While the look is entirely new for NAD, the company is sticking to its audio roots with a charter to deliver high-performance audio, competitive in performance with very expensive gear, but at a lower price point, Stidsen said. The company has an ambitious goal of trying to resonate with two very different consumers. Stidsen said NAD’s traditional audiophile customer “really knows good sound but a lot of these guys are living in the Paleolithic Age.” That customer doesn’t know how to access and stream music, is afraid of computer audio and just wants to listen to CDs, Stidsen said. NAD is hoping to ease that customer into computer audio while also appealing to the “digital native” who has never bought or owned a CD. “All their music is on their smartphone or their computer and they're streaming from Pandora and Spotify,” Stidsen said. “To them, the hi-fi industry is Apple,” he said. “They love good music,” he said, “but they don’t necessarily know what good sound is."

D 3020 has two coaxial, one digital and one analog input, delivers 30 watts per channel and includes aptX Bluetooth for streaming from smartphones or tablets. To boost the sound quality of digital music, the receiver’s USB input uses asynchronous mode to insure the lowest possible jitter, or timing errors, from unstable computer audio outputs and supports 24/96 HD studio master music files, Stidsen said. A separate amplifier is used to deliver high-quality audio to headphones, he said.
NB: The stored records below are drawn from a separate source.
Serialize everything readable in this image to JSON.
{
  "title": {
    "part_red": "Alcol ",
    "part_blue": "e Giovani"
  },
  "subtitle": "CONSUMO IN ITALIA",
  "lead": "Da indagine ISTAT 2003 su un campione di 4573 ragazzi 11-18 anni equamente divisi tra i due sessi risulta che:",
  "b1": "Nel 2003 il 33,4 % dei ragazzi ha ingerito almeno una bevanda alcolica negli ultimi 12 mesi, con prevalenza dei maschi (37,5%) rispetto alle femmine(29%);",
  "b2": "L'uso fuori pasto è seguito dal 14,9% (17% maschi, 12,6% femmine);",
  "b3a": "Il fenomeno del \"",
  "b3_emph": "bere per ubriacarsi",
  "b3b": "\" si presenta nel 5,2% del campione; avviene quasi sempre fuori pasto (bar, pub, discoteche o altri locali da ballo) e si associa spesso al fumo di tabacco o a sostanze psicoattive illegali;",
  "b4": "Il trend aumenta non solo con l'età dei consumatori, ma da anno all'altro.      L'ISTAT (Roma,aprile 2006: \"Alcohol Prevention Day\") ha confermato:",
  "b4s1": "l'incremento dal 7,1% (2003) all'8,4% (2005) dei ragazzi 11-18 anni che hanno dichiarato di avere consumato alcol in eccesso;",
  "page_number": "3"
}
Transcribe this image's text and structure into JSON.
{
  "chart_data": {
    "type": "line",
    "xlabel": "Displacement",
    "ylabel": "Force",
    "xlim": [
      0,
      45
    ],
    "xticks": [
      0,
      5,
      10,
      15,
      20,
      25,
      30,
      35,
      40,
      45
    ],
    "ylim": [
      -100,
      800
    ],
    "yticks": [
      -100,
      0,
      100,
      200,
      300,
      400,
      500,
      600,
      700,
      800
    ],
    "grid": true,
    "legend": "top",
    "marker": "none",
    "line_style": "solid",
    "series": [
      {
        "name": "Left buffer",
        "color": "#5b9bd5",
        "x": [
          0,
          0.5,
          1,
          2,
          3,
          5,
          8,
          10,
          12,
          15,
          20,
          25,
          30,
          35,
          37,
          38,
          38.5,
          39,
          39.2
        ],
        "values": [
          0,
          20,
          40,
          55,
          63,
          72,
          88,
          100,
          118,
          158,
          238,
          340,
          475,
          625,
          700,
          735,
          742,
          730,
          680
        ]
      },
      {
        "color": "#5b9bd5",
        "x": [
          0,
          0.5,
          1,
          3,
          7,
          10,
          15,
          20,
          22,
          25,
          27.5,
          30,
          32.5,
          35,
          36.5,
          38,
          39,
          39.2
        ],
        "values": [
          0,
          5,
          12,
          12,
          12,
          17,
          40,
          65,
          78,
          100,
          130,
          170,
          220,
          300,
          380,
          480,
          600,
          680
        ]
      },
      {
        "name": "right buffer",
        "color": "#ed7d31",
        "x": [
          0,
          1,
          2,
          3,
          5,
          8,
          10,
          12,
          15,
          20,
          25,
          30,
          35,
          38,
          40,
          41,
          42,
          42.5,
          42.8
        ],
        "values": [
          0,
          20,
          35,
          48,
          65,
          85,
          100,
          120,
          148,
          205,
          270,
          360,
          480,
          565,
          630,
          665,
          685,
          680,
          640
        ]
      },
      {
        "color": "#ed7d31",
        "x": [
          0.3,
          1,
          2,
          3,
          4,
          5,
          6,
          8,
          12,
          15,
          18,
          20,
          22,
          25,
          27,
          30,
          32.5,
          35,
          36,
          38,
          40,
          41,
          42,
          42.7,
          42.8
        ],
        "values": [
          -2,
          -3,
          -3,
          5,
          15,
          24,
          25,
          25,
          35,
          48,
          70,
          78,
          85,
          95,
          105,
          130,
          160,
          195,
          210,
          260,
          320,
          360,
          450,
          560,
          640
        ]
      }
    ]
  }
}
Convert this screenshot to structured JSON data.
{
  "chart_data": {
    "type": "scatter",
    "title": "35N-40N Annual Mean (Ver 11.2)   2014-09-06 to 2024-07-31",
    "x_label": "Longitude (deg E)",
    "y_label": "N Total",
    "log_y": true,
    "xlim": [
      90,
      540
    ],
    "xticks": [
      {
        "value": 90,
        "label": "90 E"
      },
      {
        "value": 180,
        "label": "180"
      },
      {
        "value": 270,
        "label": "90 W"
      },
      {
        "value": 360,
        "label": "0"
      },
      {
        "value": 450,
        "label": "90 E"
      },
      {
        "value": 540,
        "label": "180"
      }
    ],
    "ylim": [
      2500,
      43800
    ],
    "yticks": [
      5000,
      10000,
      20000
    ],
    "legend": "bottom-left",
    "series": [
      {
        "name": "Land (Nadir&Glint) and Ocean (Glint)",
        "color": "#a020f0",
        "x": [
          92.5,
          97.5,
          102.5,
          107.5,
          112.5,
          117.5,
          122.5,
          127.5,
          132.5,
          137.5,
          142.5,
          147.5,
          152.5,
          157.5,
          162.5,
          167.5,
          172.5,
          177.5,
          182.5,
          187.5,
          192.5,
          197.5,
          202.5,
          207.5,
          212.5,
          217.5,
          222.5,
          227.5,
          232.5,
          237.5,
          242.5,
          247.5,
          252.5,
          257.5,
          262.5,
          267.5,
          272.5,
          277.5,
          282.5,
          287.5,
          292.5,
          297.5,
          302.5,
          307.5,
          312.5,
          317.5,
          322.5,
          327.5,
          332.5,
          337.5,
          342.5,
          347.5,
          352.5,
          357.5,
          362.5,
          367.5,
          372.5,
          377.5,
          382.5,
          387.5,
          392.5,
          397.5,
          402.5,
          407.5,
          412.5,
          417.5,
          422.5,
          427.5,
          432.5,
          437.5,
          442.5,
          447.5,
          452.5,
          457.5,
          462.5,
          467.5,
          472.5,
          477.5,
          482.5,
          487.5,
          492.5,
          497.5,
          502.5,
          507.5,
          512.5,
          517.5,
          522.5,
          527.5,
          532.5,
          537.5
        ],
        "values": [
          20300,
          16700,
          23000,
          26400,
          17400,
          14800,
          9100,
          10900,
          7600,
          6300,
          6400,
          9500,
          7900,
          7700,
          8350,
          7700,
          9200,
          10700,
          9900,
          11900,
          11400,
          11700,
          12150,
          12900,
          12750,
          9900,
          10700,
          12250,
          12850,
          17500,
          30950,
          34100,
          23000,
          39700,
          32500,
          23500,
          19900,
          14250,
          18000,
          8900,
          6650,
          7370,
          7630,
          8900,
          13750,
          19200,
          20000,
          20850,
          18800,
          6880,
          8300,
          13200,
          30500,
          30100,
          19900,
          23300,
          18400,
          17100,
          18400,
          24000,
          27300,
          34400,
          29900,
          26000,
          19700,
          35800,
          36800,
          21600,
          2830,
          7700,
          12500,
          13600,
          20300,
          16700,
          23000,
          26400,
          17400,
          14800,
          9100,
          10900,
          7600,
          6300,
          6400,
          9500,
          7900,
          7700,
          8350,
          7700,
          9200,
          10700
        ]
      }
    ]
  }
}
The 50-watt-per-channel D 7050 network receiver includes two optical and two digital inputs, no analog inputs and adds Ethernet, Wi-Fi, AirPlay and DLNA along with Internet radio.

The Digital Classic products were designed to be highly energy efficient to meet or exceed European energy usage requirements, Stidsen said. They use less than a half-watt in standby mode and automatically go into standby mode when music isn’t playing, he said. The amplifiers are efficient class D designs, he said.

All three Digital Classic products will ship in July to NAD’s brick-and-mortar dealers and its four online e-tailers: Crutchfield, Audio Advisor, Spearit Sound and ListenUp. The online partners, in addition to those with storefronts, were chosen because they're “qualified to sell the product,” Stidsen said. NAD doesn’t want the line “misrepresented” and wants a “good customer experience,” he said, so consumers “can get answers to questions with people on the other end who really know what they're talking about."

NAD also previewed new headphones in the company’s fledgling Viso sub-brand, which has broader distribution, Stidsen said. The first VISO product was a docking tabletop music system that began shipping last year, and headphones will join the lineup this summer, Stidsen said. Viso products are standalone products, not components like those in the Digital Classic line, he said.